But not all processes are intentional, nor are circumstances necessarily chosen by the artist, or even known to the artist for that matter. Or so Los Angeles artist Arnold Mesches found out when he learned that the FBI had been spying on him for decades. He decided to use the Freedom of Information Act to obtain copies of the relevant documents and what came to light was appalling but at times also intriguing as he learned which of his friends, students, neighbors and even lovers had actually been FBI informants. It was all there in copies of official documents that resembled something Orwell or Kafka might have cooked up in a fit of paranoia.
But those reams of official paper also possessed a sort of beauty, he thought. Those big black blobs where the too-sensitive portions had been blacked out were abstractly expressionistic in their suggestion of brush strokes a la Franz Kline or Mark Rothko. So he incorporated them in a series of collages that combine the FBI's record of the minutest details of his life with photos and drawings depicting the epochal events of those times, going back to his first protests against the excesses of the McCarthy era in the late 1940s. Over the years the feds never got anything on Mesches, now 82, beyond mere protest activity, yet they continued to spy on him until well into the 1970s. The resulting collages, which he calls "illuminated manuscripts," were sparked in part by recent federal crackdowns in the wake of 9/11. Grouped as an installation, they convey something of the mind-boggling scale and pettiness of those taxpayer-financed surveillance records, which Mesches deftly subverts by transforming them into collaborative works of art, thus co-opting the feds and becoming "subversive" in ways the FBI never imagined.
For Robin Levy, being a human female is a concept as well as a process in which aging and child bearing play defining roles. Her elegantly minimal Confronting Our Bodies installation is made up of works created over the past decade that explore passages in her own life while sometimes utilizing her mother as counterpoint.
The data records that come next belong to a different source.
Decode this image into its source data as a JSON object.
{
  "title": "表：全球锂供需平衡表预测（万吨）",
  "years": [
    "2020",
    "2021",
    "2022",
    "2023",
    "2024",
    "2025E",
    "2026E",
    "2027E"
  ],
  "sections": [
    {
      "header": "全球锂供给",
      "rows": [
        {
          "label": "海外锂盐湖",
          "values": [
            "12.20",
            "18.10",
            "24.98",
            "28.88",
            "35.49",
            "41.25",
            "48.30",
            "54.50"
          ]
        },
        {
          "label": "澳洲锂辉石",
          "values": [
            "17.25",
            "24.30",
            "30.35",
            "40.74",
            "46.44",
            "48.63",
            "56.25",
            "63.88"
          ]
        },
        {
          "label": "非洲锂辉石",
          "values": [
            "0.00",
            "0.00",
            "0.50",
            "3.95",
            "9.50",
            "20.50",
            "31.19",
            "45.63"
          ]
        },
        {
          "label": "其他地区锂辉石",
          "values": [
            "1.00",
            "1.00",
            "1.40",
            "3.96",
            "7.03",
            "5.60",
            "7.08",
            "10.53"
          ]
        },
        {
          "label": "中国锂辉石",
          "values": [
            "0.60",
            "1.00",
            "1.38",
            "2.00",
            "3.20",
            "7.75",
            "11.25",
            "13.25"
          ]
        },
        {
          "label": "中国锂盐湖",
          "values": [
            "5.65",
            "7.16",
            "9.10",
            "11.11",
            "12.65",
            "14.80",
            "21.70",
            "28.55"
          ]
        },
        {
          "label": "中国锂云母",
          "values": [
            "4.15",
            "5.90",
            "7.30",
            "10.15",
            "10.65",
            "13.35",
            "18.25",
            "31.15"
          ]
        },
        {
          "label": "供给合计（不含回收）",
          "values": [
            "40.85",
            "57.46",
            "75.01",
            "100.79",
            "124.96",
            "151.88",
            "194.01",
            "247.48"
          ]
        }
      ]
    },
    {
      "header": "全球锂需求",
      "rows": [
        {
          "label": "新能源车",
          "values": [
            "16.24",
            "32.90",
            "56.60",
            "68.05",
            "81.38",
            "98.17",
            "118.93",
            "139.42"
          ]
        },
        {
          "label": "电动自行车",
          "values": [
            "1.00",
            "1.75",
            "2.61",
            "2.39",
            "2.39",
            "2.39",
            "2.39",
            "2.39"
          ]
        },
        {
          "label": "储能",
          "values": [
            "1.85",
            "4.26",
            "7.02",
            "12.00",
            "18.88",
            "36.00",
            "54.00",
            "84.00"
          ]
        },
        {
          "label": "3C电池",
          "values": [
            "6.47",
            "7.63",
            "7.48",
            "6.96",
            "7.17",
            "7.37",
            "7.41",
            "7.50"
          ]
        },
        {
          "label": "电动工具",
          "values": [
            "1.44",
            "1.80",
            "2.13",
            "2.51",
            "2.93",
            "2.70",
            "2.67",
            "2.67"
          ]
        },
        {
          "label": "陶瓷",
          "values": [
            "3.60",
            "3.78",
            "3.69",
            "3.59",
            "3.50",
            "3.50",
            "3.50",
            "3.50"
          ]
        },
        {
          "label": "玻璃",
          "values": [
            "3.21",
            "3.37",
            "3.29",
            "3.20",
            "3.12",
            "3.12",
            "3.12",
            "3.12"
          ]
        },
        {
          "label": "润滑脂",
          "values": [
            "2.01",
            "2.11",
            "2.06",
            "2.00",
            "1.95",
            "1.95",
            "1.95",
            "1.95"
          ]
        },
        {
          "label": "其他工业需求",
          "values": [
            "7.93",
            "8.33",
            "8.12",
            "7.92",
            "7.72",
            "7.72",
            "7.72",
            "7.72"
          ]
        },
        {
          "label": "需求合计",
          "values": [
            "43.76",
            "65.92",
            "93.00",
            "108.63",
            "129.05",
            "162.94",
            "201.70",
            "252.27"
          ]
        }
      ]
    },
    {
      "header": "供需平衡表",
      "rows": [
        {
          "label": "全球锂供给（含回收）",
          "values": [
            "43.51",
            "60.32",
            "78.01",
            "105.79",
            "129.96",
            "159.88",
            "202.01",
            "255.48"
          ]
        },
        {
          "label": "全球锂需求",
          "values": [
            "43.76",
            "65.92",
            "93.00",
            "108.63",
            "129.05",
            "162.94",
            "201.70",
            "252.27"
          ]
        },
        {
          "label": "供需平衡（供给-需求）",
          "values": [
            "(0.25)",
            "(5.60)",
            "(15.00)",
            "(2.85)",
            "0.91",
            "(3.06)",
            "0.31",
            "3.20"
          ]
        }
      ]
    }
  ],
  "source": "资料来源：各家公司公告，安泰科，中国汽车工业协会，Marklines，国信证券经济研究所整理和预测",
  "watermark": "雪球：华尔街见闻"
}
One largish digital color photograph depicts what at first appears to be a woman's legs viewed frontally from the lower thighs to the feet. But, although they are similarly shaped, the leg on the left is tanner and firmer than the leg on the right, a discrepancy explained by the title, In Vein #1 (Mother and Daughter). In Vein #3 makes such differences graphically clear via the web of varicose veins that help distinguish the older leg from the younger. Other Mother and Daughter pairings include a series of similarly matched feet cast in plaster and finished to resemble alabaster.
More mysterious is Modest Impressions, a large sheet of lead mounted on the wall with a chain swing hanging in front. Marked by odd indentations, it is suggestive, but of what? Of swinging -- as a process employed by an artist to make minimalist sculpture with the aid of knee-pads. Yet more mysterious is a large free-form golden bowl hanging from the ceiling. Suggesting an antique ritual object, it is revealed by its title, Vessel (Gold Leaf Belly) as a body casting dating from pregnancy. Similarly, some delicate cloth pouches in a wooden drawer titled Erogenous Zones (Ears, Nose, Toes, Muslin Coverings) refer to "reclaiming" her body after pregnancy. All of this is quite personal, and Levy excels at the delicate touch. Her Take It Or Leave It series of cast plaster breasts is also personal, yet this and related works allude to the extent that the breast has become a consumer commodity in America, a subject of cosmetic manipulations and "wardrobe malfunctions" that are about as public as something so personal can get. And it is this odd nexus of the personal and the impersonal that Levy's autobiographical efforts explore with near-scientific detachment.